Yohoo! Minna-san! Kali ini Natsu bikin fic yang baru!
Oh iya, sebelumnya ada beberapa announcement untuk para reviewer.
Love Instinct akan Natsu hapus, penggantinya ya fic baru ini.
Untuk mengetik lebih banyak di bagian cerita, Natsu bakalan menghilangkan bagian ucapan terima kasih kepada reviewer karena Natsu gak bisa terlalu berlama-lama di depan laptop. Jadi, Natsu cuma akan membalas review dari reader yang tidak log in. Untuk yang log in, akan Natsu balas PM langsung (^.^)/. Gomen ne, bukannya Natsu gak menghargai review, demo… hontou ni gomen ne! M(_ _)M
Yup, itu saja announcement-nya, maaf apabila reader merasa kecewa, tapi mengertilah, ini demi kebahagiaan reader semua #nicegirlmode
Warning: di sini Hinata akan malang banget nasibnya. Tapi jangan khawatir! Itu semua bukan karena Natsu benci Hinata, malah Natsu nge-fans beratsama Hina-hime. jadi jangan nge-flame, ya~ Natsu harap semuanya paham :D
Naruto is not mine, it's Masashi Kishimoto sensei's
.
.
.
.
.
Kimi ni Todoke
"Dia anak perempuan itu kan?"
"Jalang."
"Pelacur!"
"Biarkan aku sendiri!"
.
.
.
.
.
"PERGI KAU! JANGAN PERNAH KAU DEKATI ANAKKU LAGI!" seorang wanita dengan tsumugi butut berwarna ungu menyingsingkan lengan tsumugi-nya dengan geram. Bisa dilihat air wajahnya yang menyiratkan emosi dan kemarahan yang kuat pada seorang gadis yang sudah jatuh tersungkur di depan rumah kayu bobrok.

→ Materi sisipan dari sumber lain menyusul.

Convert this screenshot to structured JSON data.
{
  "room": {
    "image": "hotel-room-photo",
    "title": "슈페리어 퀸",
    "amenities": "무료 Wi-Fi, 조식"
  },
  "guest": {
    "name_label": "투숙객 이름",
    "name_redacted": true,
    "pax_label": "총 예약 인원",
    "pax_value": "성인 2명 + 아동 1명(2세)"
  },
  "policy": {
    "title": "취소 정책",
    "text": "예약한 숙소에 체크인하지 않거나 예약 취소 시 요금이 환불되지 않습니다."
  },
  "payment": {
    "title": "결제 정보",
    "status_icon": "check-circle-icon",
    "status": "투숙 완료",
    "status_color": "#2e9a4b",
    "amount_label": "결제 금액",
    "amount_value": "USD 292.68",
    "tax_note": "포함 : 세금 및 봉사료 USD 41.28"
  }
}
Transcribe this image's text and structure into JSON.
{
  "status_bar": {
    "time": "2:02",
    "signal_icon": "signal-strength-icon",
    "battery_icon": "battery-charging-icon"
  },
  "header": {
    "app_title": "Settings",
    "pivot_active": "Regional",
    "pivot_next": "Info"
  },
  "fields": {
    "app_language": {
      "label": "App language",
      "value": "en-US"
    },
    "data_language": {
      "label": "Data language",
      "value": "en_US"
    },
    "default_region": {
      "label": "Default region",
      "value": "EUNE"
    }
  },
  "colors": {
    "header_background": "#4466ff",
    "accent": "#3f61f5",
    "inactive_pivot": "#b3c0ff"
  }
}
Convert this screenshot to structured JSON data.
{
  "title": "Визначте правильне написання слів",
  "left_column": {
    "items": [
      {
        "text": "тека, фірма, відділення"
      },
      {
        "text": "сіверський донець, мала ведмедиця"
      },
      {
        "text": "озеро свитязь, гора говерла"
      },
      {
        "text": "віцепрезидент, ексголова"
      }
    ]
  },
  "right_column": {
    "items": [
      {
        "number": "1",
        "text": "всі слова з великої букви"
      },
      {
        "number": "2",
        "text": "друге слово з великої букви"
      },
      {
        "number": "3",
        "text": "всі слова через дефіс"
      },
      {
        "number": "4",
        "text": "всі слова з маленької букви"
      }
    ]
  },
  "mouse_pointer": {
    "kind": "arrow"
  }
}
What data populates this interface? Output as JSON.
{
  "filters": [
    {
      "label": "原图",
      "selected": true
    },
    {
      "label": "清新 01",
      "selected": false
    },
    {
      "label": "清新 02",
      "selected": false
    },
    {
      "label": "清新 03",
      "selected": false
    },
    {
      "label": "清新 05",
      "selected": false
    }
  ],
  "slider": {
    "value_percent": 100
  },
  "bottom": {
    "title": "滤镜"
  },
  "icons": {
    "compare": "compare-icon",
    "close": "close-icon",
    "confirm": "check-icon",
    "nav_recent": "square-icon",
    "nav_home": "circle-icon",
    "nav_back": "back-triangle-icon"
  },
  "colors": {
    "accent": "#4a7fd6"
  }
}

Gadis malang yang didorong jatuh oleh wanita tadi terlihat akan menangis. Tsumugi hijau tua miliknya menjadi basah oleh hujan. "Bi-bibi, a-a-aku tidak pe-pernah mendekati p-p-pu-putramu! I-itu hanya fitnah!"tukas gadis bermata putih dengan sedikit warna ungu itu.
"APA? JADI KAU MENUDUH PUTRAKU BERBOHONG? KURANG AJAR KAU! DASAR KAU JALANG!"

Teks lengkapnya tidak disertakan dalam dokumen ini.